- The Washington Times - Wednesday, September 17, 2008

MOSCOW (AP) — As Russia fights to reassert influence abroad, the Kremlin is suddenly dealing with a crisis at home: the crumbling of its financial powerhouse built on high oil prices and a growing stock market culture.

Russian stocks, already hurting before U.S. investment bank Lehman Brothers went bankrupt and the Federal Reserve took over insurer AIG, have suffered heavy losses during a week of turmoil on world financial markets, while its banking system has run alarmingly short of cash.

Russia’s primary stock indexes, MICEX and RTS, edged up in early trading Wednesday, but then resumed their decline, plummeting to the lowest points in nearly three years. Since May, the RTS has fallen by more than 55 percent.

The Kremlin — which still sits on massive reserves from its oil earnings — raced to restore confidence in its banking system with a wave of emergency loans, and the financial markets watchdog suspended stock trading for the rest of the day to halt the slide and give officials breathing space to cobble together further measures.

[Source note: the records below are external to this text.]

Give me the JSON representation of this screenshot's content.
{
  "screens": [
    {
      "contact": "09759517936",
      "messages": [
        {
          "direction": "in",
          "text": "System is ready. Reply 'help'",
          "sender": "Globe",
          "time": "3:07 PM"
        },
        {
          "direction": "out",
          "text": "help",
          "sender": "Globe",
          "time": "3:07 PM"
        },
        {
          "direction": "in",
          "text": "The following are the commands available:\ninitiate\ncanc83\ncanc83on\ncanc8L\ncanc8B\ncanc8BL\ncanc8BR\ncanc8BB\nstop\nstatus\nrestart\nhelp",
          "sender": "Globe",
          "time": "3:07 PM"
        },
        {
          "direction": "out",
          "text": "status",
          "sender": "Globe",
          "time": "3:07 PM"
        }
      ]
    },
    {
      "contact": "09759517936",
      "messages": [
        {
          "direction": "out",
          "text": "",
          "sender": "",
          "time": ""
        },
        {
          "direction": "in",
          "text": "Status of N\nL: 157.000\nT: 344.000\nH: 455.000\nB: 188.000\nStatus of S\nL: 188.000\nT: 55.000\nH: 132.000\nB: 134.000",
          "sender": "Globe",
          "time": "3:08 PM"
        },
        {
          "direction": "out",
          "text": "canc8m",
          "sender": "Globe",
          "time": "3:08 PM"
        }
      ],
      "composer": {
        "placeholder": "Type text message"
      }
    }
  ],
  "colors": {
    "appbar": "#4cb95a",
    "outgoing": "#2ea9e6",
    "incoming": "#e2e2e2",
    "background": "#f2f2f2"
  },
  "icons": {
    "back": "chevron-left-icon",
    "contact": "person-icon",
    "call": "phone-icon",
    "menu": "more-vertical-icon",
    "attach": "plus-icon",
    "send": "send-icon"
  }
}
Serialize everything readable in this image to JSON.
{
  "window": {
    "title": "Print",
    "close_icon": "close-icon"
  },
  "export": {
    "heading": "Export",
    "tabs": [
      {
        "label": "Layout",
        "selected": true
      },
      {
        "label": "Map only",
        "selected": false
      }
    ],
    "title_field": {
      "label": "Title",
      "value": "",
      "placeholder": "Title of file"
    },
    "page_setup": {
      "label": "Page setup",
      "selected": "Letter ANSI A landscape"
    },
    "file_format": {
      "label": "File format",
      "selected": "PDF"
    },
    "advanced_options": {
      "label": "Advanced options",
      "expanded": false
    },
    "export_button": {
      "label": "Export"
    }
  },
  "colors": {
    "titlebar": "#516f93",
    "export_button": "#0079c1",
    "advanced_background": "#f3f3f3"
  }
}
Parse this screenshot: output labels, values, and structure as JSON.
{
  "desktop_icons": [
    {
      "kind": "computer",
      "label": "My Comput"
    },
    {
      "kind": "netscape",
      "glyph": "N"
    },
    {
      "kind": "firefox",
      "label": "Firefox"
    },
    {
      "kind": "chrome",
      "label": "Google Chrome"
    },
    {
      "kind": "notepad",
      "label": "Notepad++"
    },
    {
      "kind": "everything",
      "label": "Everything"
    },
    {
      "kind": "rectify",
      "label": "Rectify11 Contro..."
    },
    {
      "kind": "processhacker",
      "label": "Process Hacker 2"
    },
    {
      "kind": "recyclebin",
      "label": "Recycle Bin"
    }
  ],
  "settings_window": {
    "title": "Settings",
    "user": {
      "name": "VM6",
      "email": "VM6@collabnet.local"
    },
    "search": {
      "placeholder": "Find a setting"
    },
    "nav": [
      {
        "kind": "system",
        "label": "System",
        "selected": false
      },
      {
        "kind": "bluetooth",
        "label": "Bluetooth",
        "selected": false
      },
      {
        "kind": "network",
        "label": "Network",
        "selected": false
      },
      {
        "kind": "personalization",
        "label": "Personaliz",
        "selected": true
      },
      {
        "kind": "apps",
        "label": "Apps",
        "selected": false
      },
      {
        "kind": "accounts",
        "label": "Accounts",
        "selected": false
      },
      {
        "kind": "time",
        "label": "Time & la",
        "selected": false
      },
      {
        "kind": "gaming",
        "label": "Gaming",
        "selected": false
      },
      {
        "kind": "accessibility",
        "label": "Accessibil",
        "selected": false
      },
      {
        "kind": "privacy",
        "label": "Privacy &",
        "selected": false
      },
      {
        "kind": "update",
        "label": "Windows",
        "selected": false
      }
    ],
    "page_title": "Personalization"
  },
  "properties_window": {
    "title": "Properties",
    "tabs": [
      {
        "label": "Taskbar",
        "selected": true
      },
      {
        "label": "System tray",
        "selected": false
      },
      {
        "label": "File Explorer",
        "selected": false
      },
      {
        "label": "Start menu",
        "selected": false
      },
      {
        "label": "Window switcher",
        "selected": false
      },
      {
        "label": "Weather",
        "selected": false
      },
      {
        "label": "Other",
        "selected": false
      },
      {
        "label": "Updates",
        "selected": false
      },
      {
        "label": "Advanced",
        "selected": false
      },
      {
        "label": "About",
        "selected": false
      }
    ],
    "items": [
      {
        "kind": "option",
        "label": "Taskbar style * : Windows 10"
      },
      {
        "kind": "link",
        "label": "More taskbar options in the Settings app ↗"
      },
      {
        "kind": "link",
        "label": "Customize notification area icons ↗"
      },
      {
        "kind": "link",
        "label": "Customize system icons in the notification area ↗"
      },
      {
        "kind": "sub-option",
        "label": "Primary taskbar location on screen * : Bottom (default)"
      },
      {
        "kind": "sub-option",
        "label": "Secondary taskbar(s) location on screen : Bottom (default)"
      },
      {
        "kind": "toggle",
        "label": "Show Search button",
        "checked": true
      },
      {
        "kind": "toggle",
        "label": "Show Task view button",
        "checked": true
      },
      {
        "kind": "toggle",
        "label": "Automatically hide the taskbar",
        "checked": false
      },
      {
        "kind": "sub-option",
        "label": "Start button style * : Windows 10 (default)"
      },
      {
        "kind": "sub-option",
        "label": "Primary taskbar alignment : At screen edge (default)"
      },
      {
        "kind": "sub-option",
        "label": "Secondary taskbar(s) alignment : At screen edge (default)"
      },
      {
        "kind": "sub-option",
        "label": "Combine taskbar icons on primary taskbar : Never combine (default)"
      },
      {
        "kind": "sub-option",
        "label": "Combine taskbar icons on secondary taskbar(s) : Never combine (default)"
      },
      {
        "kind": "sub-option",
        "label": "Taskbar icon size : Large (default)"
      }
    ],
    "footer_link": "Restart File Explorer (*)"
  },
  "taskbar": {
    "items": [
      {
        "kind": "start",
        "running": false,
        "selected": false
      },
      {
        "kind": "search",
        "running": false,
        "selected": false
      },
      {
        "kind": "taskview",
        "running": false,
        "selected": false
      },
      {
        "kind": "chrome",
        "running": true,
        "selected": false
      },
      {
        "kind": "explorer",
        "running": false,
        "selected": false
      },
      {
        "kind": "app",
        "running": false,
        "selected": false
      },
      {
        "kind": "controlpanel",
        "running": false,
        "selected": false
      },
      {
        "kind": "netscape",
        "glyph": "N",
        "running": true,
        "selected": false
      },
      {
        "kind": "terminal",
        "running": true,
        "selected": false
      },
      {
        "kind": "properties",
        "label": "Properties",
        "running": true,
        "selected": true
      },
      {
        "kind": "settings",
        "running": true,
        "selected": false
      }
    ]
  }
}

“There’s the potential for major disaster if this is not handled properly,” said Chris Weafer, chief strategist at Moscow-based UralSib bank. “Russia has the financial resources to weather this, but if they don’t use those resources properly or deal with the issues properly, then it doesn’t matter how much money they have, we could still certainly have a crisis. And that’s why the market is down.”

As Russia navigates its way through the crisis, there are concerns that it could have a longer-lasting impact, not least on its oil-fueled economy. Under Vladimir Putin’s eight-year rule, many Russians have benefited from the oil boom and stronger growth. To a large extent, that underpins the popularity of Putin, now prime minister, and his protege and successor as president, Dmitry Medvedev.

At the same time, the boom has helped restore national pride wounded by the chaos and economic and political weakness after the collapse of the Soviet Union. The government has tried to stamp its authority on what it considers its own backyard with last month’s invasion of neighbor Georgia, and by attacking U.S. plans for a missile defense system in Poland and the Czech Republic.

Some analysts say Russia isn’t likely to pull back and could emerge even stronger than before.

In large part, Russia’s equities have nosedived as a result of events not of its own making. Russia could only watch as oil plunged from a high of $147 per barrel in July to hover around $92. As stock markets fell, investors have been forced into selling shares in the wake of so-called margin calls, where brokers require clients who have borrowed money to buy shares to put up more collateral.

The squeeze on equities has contributed to a squeeze on the banks, which are facing one of the toughest periods in years as they repay loans from the Central Bank, and approach the quarterly tax payments due in October.

The government has responded through the central bank’s twice-daily “repo” auctions, which have increased in size by the day. The Finance Ministry on Wednesday also pledged to loan 1.13 trillion rubles ($44.2 billion) to the country’s three largest banks for at least 90 days in the hope that the money will filter down to the smaller banks.

The country’s stock markets have been falling since May on the back of wider fears about the revival of a political risk premium. A high-profile shareholder struggle at Anglo-Russian oil venture TNK-BP raised concerns about the government’s involvement in the dispute as it was subjected to a barrage of probes by government agencies.

Another shock came in July when Putin publicly attacked Mechel, a steel and coal company, for alleged price-fixing, reviving memories of Yukos, the oil company brought down in a politically tinged investigation.

Then, when an emboldened Russia invaded Georgia, more than $7 billion in net capital was whisked out the country in just a couple of days.

“If this crisis develops into something more serious that perhaps weakens Russia’s financial position and weakens the economy, then it would obviously weaken Russia overall and have an impact on its political leverage, and Russia would perhaps become more dependent on the rest of the world,” said UralSib’s Weafer.

“But … if they come through this crisis and can stabilize the situation, they might even be a little bit stronger.”

Russia is much stronger financially than it was in 1998, when a financial collapse wiped out banks and the savings of many ordinary Russians. Analysts pointed out that small banking customers are now partially protected by deposit insurance and the government is sitting on huge reserves that enable it to prevent a devaluation of the ruble and rescue banks.

“Is this a repeat of 1998? Definitely no,” said Kingsmill Bond, a strategist at Troika Dialog. “In 1998, the government had a lot of debt and very limited reserves. Today the Russian government has no debt and huge reserves.”

First Deputy Prime Minister Igor Shuvalov on Wednesday called on everybody “to calm down,” urging them to have faith in the government’s ability to resolve the problems.

Still, fears have mounted that the building crisis of confidence among investors and bankers could spread to ordinary Russians, prompting a run on banks.

“This is the most important question,” said Nataliya Orlova, chief economist at Moscow-based Alfa Bank. “At the current moment it’s fine because Russians are not deeply involved in the financial markets, but I think this is the risk. … This would be much worse than a confidence crisis between the banks.”